Thursday, January 3, 2008

Pain Day

It's a pain day. I woke up this morning and my back is screaming. I feel like I have been kicked in the back. I don't know why today is so much worse than yesterday, I babied my back last night. Complete with a message and a heating pad. I just know, I want to lay around and nurse my back again. I mean heck, I didn't even do anything strenuous yesterday because I know my back has such a hard time. I have gotten a little better since I got up but I'm still ready to call Dr E and leave a message stating I slept wrong, is there anything he can do?
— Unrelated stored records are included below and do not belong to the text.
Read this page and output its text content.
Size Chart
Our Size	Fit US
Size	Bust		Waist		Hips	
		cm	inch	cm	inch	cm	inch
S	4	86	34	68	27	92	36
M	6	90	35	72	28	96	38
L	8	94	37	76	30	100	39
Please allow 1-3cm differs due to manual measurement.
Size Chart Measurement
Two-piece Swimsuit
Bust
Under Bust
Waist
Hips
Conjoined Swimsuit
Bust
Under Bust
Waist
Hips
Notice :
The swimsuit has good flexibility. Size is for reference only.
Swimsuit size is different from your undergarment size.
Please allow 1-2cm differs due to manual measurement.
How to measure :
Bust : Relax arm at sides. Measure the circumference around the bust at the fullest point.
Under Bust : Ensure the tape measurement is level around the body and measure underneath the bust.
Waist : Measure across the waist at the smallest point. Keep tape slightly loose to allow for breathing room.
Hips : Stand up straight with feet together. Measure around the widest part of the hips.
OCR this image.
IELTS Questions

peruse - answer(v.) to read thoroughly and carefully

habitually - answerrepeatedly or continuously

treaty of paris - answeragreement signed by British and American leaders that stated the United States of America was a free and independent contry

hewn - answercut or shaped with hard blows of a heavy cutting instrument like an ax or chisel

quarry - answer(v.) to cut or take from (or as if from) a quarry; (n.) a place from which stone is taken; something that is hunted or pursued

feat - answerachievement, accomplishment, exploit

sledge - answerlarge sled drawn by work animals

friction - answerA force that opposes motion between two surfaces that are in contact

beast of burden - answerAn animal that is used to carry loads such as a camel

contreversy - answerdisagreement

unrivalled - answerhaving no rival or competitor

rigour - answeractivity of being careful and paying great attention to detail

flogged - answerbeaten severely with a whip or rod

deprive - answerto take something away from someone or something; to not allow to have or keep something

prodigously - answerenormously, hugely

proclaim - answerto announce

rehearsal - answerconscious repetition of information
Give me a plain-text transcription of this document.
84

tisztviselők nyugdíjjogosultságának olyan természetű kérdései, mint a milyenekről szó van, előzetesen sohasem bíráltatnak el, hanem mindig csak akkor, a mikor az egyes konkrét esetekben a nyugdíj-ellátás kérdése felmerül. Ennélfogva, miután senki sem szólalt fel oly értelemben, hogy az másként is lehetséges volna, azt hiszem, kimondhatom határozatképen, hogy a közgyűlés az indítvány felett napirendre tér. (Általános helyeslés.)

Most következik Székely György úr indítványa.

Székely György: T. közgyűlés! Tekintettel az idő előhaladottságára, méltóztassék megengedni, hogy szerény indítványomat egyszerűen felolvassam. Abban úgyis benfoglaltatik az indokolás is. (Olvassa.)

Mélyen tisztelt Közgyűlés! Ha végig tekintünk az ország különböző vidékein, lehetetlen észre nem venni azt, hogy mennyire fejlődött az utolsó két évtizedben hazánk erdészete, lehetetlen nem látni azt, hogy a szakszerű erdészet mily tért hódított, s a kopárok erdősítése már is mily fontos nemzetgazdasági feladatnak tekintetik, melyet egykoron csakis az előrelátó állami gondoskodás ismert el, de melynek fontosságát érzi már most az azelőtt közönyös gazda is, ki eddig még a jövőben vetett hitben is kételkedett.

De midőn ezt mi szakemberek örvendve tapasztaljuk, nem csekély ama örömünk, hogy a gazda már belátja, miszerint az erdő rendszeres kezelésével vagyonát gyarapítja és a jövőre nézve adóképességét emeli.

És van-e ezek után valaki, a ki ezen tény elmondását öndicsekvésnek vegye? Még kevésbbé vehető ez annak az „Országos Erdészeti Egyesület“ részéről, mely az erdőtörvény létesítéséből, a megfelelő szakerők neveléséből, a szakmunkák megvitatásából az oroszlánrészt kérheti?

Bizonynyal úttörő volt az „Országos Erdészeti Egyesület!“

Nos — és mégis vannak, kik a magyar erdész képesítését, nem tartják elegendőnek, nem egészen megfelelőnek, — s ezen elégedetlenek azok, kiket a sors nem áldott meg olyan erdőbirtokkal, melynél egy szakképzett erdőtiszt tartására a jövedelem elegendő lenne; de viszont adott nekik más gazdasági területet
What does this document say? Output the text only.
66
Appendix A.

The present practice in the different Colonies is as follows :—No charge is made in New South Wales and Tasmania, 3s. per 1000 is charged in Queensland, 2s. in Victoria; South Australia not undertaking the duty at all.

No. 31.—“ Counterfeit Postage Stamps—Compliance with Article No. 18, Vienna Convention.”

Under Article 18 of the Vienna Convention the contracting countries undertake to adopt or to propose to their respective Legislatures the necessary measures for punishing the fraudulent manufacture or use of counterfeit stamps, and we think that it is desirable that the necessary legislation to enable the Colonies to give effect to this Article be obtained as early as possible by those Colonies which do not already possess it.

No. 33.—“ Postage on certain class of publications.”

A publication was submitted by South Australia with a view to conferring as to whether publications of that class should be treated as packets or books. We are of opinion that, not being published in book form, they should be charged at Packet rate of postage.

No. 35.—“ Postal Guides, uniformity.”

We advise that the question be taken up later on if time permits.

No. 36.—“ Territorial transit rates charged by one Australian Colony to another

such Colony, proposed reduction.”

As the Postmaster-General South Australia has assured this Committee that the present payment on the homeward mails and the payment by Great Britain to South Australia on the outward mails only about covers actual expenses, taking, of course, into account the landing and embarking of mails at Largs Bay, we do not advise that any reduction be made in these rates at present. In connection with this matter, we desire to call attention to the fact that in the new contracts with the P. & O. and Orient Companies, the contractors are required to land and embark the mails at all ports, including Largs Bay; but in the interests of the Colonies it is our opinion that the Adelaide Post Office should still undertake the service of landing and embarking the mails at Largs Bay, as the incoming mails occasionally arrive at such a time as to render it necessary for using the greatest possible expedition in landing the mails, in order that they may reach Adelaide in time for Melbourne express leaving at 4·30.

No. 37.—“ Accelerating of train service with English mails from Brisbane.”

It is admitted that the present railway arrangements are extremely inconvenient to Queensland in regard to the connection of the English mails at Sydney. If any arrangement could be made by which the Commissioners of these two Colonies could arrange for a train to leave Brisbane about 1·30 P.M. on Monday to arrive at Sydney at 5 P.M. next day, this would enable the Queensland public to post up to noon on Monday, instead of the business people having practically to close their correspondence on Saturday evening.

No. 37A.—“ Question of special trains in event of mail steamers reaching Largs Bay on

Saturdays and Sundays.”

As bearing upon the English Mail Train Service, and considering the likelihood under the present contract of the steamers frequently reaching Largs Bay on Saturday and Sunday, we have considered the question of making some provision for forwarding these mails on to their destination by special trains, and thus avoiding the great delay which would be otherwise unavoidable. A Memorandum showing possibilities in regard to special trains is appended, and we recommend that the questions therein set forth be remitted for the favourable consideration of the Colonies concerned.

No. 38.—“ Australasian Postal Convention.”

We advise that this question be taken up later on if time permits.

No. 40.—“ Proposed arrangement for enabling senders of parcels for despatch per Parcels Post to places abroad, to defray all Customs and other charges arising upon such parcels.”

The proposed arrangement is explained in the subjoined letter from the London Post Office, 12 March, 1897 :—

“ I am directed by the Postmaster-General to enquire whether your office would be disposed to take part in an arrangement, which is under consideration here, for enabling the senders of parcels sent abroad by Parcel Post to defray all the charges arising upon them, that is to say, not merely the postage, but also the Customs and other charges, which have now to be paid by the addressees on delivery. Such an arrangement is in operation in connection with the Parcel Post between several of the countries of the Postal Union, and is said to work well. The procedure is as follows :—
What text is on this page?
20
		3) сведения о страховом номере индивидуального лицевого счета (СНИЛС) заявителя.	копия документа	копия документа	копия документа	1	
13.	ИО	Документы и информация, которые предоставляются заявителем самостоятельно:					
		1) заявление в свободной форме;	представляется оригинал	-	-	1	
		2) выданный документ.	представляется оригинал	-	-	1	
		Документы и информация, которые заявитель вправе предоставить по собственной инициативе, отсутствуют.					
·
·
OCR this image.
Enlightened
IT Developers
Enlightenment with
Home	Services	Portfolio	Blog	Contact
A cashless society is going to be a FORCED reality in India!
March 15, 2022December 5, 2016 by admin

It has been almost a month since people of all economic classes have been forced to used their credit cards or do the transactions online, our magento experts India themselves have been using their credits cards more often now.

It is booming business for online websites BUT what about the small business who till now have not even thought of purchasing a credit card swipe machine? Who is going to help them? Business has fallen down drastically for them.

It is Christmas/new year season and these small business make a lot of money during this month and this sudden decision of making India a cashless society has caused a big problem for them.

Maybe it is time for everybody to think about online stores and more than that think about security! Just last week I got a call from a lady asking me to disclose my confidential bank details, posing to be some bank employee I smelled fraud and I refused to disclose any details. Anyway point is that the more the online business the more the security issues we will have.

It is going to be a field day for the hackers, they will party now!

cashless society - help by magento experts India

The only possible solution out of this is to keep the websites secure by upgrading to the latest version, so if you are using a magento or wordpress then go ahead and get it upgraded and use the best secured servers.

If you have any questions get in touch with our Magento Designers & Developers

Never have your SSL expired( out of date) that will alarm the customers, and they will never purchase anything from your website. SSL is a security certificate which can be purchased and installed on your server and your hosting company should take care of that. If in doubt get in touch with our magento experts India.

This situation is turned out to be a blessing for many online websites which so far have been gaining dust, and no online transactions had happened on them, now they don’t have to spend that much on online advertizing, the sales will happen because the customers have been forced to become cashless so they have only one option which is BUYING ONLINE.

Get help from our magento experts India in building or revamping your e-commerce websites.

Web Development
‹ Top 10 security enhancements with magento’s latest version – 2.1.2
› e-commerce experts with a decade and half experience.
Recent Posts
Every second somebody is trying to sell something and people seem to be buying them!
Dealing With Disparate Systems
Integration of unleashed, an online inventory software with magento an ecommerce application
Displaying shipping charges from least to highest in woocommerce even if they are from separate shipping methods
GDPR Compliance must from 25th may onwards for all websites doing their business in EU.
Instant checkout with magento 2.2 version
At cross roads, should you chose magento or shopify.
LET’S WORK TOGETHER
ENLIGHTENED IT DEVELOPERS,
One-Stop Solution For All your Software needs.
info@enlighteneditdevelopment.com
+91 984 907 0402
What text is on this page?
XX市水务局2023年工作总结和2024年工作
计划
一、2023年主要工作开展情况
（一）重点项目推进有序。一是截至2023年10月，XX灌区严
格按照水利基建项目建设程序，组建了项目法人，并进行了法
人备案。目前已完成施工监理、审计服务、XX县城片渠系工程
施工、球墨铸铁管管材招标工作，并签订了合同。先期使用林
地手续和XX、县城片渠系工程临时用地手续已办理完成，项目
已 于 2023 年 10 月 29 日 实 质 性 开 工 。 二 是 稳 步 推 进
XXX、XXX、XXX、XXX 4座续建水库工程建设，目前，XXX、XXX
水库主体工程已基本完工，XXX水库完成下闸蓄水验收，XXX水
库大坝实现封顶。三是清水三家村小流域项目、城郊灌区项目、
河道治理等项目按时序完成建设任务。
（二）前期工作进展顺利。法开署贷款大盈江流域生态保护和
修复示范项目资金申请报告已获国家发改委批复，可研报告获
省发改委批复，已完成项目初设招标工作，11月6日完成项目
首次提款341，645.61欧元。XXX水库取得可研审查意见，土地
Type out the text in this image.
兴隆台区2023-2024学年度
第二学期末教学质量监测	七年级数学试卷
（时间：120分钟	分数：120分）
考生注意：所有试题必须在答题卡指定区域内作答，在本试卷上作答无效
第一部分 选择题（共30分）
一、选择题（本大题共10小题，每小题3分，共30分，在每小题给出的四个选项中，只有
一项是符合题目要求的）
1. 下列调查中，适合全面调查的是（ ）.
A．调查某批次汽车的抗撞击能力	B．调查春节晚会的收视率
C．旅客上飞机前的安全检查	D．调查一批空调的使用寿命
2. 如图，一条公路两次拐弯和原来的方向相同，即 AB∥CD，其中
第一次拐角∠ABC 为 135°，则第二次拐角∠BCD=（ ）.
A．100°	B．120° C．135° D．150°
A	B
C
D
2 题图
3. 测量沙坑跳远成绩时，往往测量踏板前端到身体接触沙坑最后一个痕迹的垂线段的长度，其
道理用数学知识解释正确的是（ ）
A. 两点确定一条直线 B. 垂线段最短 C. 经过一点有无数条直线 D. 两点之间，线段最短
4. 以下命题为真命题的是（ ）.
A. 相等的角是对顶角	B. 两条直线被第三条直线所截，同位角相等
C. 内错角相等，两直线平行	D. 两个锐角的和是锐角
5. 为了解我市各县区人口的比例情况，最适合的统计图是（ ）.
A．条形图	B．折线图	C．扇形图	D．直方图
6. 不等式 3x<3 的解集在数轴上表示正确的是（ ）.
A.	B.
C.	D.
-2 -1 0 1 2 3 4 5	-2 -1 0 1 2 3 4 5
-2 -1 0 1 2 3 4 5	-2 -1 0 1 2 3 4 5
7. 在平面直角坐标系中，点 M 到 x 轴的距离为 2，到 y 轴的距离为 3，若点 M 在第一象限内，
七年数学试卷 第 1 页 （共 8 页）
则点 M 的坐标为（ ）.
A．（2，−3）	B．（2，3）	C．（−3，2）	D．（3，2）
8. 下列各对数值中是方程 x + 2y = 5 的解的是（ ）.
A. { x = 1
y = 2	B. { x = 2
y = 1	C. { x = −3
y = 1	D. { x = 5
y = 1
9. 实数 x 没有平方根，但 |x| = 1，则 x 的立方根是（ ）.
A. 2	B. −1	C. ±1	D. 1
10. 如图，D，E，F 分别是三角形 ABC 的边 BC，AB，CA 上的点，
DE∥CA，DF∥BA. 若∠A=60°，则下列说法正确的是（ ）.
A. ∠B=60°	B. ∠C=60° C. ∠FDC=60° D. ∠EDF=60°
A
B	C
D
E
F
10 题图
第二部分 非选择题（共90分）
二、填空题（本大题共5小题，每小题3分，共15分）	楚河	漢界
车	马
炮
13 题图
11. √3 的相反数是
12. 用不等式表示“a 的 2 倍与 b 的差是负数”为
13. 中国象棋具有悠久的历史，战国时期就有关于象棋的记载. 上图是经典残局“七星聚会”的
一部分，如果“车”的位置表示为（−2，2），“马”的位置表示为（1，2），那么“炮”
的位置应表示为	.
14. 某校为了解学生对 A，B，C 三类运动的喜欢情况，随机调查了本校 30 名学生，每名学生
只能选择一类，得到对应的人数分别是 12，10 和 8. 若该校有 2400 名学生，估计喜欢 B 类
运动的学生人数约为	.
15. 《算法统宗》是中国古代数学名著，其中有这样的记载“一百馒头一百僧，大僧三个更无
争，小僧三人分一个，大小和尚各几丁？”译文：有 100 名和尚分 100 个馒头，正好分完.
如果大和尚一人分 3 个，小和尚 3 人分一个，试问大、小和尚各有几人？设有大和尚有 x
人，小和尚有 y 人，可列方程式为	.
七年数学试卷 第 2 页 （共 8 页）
Not mentioning my pain level sucks, Steff is being super whiny this morning. She's usually a docile creature but she must have slept on the wrong side of the kitchen floor. I know it's terrible we let her sleep in there but we used to be able to let her fall asleep there and move her and now she just wakes up and screams for the kitchen. It's such a pain. I hate it quite honestly but for some reason she will not stay in her room. She gets up with her pillow and goes and lays down in the kitchen without you knowing she's doing it and then as I said, trying to move her turns into a scream fest.
I woke up to Ryan coming and telling me Sadie had been crying for twenty minutes. Usually I hear her but for some reason the lights were really out this morning. I remember telling Kieran to have a good day and he handed me a couple of things that I needed to sign so he could start visiting with the school counselor but that's it. I was back out...I didn't even hear my mom leave this morning.
I had to strip Sadie's clothes off because she wet through her clothes because I forgot to take her diaper off her and change it before she went to bed last night. I am just completely off today and last night. I wonder if I'll get my poop in a pile at some point this morning or if this is going to be the story of the day? If this is the story I'm sure I'll be back with more stupid things that I've done.